Facebook and Apple are threatening the open-nature of the world wide web, according to Google co-founder Sergey Brin.

In an exclusive interview with The Guardian published this Sunday, Brin said that the Internet is facing greater threats now more than ever and that there are "very powerful forces that have lined up against the open Internet on all sides and around the world. I am more worried that I have been in the past... it's scary."

Brin said that a combination of governments controlling Internet access, the entertainment industry taking up arms against online piracy and the rise of "restrictive" so-called walled gardens such as Facebook and Apple are threatening the freedom of the Internet.

Brin also called out the amount of control Apple and Facebook have over their online platforms and user base was "stifling innovation" and "balkansing the Web".

"There's a lot to be lost," he told The Guardian. "For example, all the information in apps-that data is not crawlable by Web crawlers. You can't search it." In particular, Facebook's model is a problem for those concerned about a freer Internet.
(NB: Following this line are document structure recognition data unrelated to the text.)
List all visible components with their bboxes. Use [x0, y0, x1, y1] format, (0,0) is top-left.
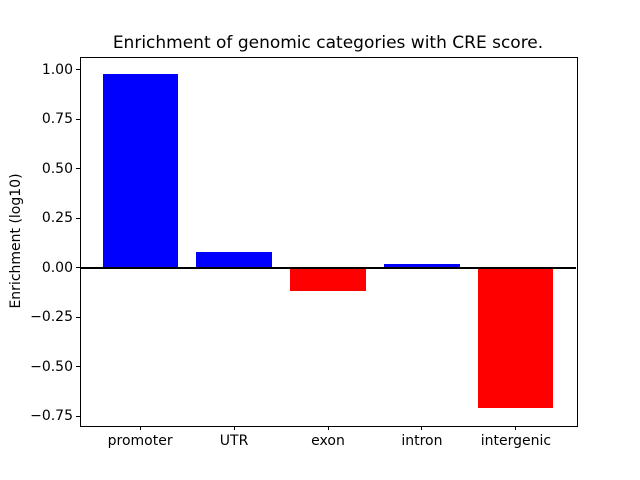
bar-promoter: [102, 73, 178, 268]
plot-area: [80, 57, 578, 427]
y-tick: [76, 217, 80, 219]
y-tick: [76, 168, 80, 170]
y-tick: [76, 69, 80, 71]
x-tick: [327, 426, 329, 430]
bar-intergenic: [478, 267, 554, 409]
bar-intron: [384, 263, 460, 268]
x-tick: [515, 426, 517, 430]
y-tick-label: −0.75: [30, 408, 73, 425]
y-tick-label: 0.50: [41, 160, 73, 177]
x-tick-label-intron: intron: [401, 433, 443, 449]
x-tick-label-promoter: promoter: [107, 433, 173, 449]
zero-line: [80, 266, 576, 269]
x-tick: [421, 426, 423, 430]
y-tick: [76, 366, 80, 368]
x-tick-label-intergenic: intergenic: [480, 433, 552, 449]
chart-title: Enrichment of genomic categories with CR…: [112, 33, 544, 53]
bar-exon: [290, 267, 366, 292]
y-axis-title: Enrichment (log10): [8, 173, 24, 309]
y-tick-label: −0.50: [30, 358, 73, 375]
y-tick-label: 1.00: [41, 61, 73, 78]
y-tick-label: 0.25: [41, 210, 73, 227]
y-tick-label: 0.75: [41, 111, 73, 128]
x-tick: [233, 426, 235, 430]
y-tick: [76, 118, 80, 120]
x-tick-label-exon: exon: [311, 433, 345, 449]
bar-UTR: [196, 251, 272, 268]
y-tick-label: −0.25: [30, 309, 73, 326]
y-tick: [76, 415, 80, 417]
y-tick: [76, 267, 80, 269]
y-tick-label: 0.00: [41, 259, 73, 276]
y-tick: [76, 316, 80, 318]
x-tick-label-UTR: UTR: [219, 433, 249, 449]
x-tick: [139, 426, 141, 430]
"You have to play by their rules, which are really restrictive," Brin told the newspaper. "The kind of environment that we developed Google in, the reason that we were able to develop a search engine, is the Web was so open. Once you get too many rules, that will stifle innovation."
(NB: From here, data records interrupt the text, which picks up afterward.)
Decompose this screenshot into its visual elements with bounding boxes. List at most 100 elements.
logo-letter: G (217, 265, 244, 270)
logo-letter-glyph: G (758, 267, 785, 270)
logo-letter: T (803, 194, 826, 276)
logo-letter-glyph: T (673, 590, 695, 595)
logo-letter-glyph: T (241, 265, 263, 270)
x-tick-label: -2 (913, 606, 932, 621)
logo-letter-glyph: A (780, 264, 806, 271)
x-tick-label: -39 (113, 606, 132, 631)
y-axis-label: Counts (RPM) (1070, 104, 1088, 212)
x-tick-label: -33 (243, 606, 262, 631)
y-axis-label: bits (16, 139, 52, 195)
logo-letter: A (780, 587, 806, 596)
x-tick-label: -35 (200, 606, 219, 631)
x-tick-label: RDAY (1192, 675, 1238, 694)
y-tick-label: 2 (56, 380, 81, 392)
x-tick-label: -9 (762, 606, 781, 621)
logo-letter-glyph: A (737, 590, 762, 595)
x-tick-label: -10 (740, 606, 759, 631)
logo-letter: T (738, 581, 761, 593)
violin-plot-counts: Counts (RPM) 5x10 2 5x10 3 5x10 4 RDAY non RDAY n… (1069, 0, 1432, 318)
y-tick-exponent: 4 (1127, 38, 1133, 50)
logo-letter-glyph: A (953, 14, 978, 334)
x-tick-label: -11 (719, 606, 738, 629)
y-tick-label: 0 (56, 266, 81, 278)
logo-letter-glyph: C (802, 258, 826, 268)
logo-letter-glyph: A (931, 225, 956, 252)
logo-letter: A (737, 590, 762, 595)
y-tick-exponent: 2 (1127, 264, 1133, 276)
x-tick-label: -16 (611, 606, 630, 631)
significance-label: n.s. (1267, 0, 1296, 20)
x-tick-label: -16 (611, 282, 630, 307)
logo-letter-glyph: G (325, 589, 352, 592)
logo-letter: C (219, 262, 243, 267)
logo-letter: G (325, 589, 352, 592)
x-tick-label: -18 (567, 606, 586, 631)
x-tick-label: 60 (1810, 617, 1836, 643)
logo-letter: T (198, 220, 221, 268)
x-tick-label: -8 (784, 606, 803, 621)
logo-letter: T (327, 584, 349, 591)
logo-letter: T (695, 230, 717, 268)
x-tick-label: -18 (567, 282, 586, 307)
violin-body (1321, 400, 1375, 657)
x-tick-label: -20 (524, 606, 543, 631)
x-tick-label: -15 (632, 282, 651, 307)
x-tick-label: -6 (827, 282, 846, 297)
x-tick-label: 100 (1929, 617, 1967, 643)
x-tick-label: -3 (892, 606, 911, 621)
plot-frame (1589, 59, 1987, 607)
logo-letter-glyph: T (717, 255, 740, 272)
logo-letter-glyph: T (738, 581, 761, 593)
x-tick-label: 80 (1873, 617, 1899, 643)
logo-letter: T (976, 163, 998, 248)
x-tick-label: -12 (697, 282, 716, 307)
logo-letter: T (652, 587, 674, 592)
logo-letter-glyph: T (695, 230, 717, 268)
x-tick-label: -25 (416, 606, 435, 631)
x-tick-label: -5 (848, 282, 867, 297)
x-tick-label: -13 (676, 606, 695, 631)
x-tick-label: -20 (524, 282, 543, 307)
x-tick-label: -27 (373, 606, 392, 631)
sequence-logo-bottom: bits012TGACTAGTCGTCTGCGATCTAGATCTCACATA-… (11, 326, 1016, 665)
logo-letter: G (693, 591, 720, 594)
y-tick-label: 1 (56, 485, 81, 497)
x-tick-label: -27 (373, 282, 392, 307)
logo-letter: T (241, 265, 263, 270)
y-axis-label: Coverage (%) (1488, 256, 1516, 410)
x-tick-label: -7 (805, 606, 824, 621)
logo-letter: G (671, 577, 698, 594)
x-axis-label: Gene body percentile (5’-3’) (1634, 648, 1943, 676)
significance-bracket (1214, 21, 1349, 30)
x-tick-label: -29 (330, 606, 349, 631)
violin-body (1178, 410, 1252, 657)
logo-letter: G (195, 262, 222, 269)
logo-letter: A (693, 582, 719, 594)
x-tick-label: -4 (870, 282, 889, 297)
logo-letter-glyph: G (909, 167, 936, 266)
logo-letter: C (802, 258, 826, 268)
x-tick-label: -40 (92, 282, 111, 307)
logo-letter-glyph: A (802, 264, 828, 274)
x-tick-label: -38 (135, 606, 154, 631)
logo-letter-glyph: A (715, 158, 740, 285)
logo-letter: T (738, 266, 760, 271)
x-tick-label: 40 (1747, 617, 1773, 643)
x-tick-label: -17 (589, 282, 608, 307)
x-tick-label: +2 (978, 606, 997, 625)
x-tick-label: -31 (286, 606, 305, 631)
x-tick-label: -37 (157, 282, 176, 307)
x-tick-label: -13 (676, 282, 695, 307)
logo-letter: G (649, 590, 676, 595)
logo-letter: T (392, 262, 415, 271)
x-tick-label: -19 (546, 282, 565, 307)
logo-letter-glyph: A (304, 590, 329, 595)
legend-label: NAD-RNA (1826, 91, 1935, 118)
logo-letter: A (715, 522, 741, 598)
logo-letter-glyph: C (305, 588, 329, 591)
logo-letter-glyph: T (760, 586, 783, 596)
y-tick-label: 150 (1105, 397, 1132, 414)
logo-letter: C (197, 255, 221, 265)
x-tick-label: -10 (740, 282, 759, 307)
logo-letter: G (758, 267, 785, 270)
Brin, the 38-year-old billionaire who was the driving force behind Google's pull-out from China in 2010 over Internet censorship, said he had been proven wrong in his belief that any government could successfully restrict the Internet for very long.

"I thought there was no way to put the genie back in the bottle, but now it seems in certain areas the genie has been put back in the bottle."

Brin's comments come in a time when major forces are lobbying to control the Internet. Governments, companies, the entertainment sector have been in loggerheads with activists and hackers over the future of the Internet. Hollywood is attempting to pass legislation in the U.S. to shut down pirate websites through the Stop Online Piracy Act and the PROTECT IP Act. Brin reserved the harshest words for the entertainment industry, which he said was "shooting itself in the foot, or maybe worse than in the foot" by pushing U.S. legislators to pass these two bills.

Brin said the SOPA and PIPA bills would have led to using the same technology and approach that China and Iran use for curtailing the freedom of the Internet. People would continue to download pirated content as long as it was easier to acquire than legitimate material.

"I haven't tried it for many years but when you go on a pirate website, you choose what you like, it downloads to the device of your choice and it will just work - and then when you have to jump through all these hoops [to buy legitimate content], the walls created are disincentives for people to buy."